Thousands comment on possible change in PACE program
Monday is the last day for public comments on proposed changes that could restrict funding for the Property Assessed Clean Energy (PACE) program that finances home energy improvements. Critics say the changes could effectively end the program that has helped homeowners in many cities and counties pay for improvements that make their homes more energy efficient.
The PACE program allows homeowners to finance energy efficiency and renewable energy retrofits through loans that are repaid with city or county property tax assessments, essentially a lien on the property. The Federal Housing Finance Agency (FHFA) says that local governments holding a first lien on PACE homes is invalid and poses a significant risk to federal mortgage giants Fannie Mae and Freddie Mac.
The PACE program stalled in 2010 when FHFA issued a warning against the use of PACE loans and set new rules directing Fannie Mae and Freddie Mac to refrain from underwriting mortgages that contained PACE assessments. Several local governments filed suit against FHFA. In January, a federal court ordered FHFA to initiate a 60-day public notice and comment period before making changes to its approach to PACE.
FHFA says it has received more than 200 individual responses, with form letter submissions stretching into the thousands. Comments are posted on the agency’s website.
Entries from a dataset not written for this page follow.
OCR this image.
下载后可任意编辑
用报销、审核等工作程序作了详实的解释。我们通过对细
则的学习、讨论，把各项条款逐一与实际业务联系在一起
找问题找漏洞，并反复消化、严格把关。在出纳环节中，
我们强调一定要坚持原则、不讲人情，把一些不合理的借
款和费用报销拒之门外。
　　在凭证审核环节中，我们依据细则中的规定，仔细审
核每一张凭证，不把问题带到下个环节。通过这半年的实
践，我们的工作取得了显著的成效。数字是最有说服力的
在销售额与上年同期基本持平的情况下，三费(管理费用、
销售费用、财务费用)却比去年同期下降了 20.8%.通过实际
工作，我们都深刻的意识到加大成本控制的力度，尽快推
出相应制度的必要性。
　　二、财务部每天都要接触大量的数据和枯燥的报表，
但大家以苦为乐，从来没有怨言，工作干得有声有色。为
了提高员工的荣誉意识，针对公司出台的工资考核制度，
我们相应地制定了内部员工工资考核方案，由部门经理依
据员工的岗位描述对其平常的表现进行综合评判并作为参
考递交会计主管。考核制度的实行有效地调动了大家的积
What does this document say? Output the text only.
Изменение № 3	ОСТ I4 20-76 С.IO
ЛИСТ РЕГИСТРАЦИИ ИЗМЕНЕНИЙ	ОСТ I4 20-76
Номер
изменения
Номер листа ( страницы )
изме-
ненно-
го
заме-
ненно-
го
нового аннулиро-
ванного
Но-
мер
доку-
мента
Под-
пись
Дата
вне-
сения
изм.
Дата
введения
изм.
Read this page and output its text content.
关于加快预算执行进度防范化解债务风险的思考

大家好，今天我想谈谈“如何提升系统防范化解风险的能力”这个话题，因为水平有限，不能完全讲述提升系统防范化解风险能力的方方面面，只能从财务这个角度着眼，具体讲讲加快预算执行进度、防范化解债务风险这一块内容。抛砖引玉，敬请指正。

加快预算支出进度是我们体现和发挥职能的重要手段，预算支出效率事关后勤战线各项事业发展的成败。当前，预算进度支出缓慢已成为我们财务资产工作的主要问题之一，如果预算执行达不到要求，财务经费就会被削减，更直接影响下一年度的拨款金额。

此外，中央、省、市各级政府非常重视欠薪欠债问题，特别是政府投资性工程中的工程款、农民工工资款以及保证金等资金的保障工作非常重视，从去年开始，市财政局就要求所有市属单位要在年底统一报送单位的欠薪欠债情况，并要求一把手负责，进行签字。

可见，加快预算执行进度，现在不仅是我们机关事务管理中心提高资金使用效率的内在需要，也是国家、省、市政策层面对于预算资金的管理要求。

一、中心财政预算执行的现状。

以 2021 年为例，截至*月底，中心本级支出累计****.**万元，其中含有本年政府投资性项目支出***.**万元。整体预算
The National League of Cities, the National Association of Counties and the United States Conference of Mayors oppose FHFA’s approach, as well as the National Resources Council and the Community for Sustainable Energy. Local government leaders — including Binghamton, N.Y., Mayor Matthew Ryan; Ridgway, Colo., Mayor Pro Tem John Clark; and the city council for Visalia, Calif. — also have commented individually against the FHFA changes. The FHFA is expected to issue a proposed rule in late April, with another comment period to follow.